Living with shortages
K S S Pillai
We, like people all over the world, are not strangers to shortages. Luckily, we are in a far better position than our ancestors, thanks to the efforts of successive governments since independence.
When I started my career in a government college in the 1960s, there was a shortage of even paper clips. The stationery clerk gave me five clips, though I had asked for a packet, and cautioned me I wouldn’t be getting another supply for a long time. The office even reused postal covers by writing the address on a piece of paper and pasting it over the earlier one.
Once we had a simple, dhoti-clad man as our prime minister. He skipped one meal every day when food was in short supply and asked others to follow suit. The number of guests at weddings and other social functions was also legally restricted to save food.
Shortage of water is common in many parts of the country even now. Women and children in remote areas trudge kilometres to fetch water. I remember the days when the pressure of tap water was so low that it took a long time to fill a bucket. Luckily, we were staying close to the residence of the district collector. A tanker of water used to go to his residence every morning. The driver was kind enough to allow us to fill our buckets. The movies of the period showed long queues of men and women in front of water taps every morning and the hero helping the heroine by giving his bucket of water to her and even carrying it to her home.
Other commodities also used to be in short supply at regular intervals. Shopkeepers had to display their stock of essential items prominently on a blackboard. Whenever fresh stocks arrived, there would be long lines of people in front of shops to get a limited quantity of commodities like sugar, rice, and cooking oil.
Since baby food was thought to be essential for the healthy growth of babies, even the poor would stand in a queue when the item arrived in medical stores. Among the rationed items was cement, bringing the construction work to a grinding halt. Those in urgent need could always find shortcuts by greasing palms. Naturally, building a house was very expensive those days. Shortages bred black marketing aided by corrupt officials who stood looking the other way.

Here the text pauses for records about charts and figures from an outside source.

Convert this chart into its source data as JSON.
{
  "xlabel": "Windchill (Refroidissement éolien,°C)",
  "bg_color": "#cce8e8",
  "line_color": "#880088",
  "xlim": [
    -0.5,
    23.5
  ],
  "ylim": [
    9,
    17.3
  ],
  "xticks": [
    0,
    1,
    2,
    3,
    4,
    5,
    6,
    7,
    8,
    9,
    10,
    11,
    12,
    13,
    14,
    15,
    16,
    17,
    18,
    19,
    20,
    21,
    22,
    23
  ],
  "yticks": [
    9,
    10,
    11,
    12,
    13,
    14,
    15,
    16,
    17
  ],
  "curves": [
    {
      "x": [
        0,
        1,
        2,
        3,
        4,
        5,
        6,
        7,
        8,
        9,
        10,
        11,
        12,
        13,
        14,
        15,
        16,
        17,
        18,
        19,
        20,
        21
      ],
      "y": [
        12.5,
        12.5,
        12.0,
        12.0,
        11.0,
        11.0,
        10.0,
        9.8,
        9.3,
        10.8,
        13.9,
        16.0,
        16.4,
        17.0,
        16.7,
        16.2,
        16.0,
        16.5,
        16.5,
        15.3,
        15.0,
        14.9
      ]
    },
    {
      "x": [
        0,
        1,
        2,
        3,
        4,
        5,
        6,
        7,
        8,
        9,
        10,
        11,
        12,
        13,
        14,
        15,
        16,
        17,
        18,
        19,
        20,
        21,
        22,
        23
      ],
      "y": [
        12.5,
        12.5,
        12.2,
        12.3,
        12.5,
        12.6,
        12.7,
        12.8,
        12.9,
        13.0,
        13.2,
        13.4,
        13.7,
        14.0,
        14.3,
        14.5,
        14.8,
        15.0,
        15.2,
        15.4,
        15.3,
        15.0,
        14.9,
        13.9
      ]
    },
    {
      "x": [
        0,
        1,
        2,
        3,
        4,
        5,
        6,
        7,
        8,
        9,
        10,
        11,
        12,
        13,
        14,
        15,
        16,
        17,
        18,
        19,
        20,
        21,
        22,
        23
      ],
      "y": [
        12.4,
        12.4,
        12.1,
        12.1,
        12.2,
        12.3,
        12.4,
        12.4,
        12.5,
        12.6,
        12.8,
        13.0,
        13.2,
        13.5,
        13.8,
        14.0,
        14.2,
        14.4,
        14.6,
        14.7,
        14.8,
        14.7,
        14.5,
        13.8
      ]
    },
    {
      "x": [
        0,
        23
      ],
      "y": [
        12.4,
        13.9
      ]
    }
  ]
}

That used to be the case for reserved tickets in trains. As important stations were given a quota of berths for long-distance trains, people used to sleep in front of booking windows overnight. Regular blackouts due to shortage of electricity, ban on electric displays, and other restrictions must be fresh in the memory of many.
Getting a gas or telephone connection or owning a scooter was a distant dream for the ordinary folk. Even petrol pumps that got erratic supplies used to witness long queues. An offshoot of coin shortage was the beggar dictating terms to the needy shopkeeper every evening. He used to exchange his collection of coins with currency notes at a premium.
A friend of mine in Kerala was recently at the receiving end of the shortage of carpenters. Most of them had gone to the Gulf countries for better prospects. My friend’s wooden cupboard needed some repairs. There were only a couple of carpenters in his area, and he contacted one of them. The guy came promptly, a deal was finalized, did some repair on the spot, pocketed the agreed amount, and left after promising to come the next day. There was no sign of him for the next several days, and it took more than a month of his irregular visits to complete the repair.
One shortage still prevalent seems to be government jobs. Though people would not send their children to government schools or go to a government hospital for treatment, they are after government jobs that guarantee security and several other benefits.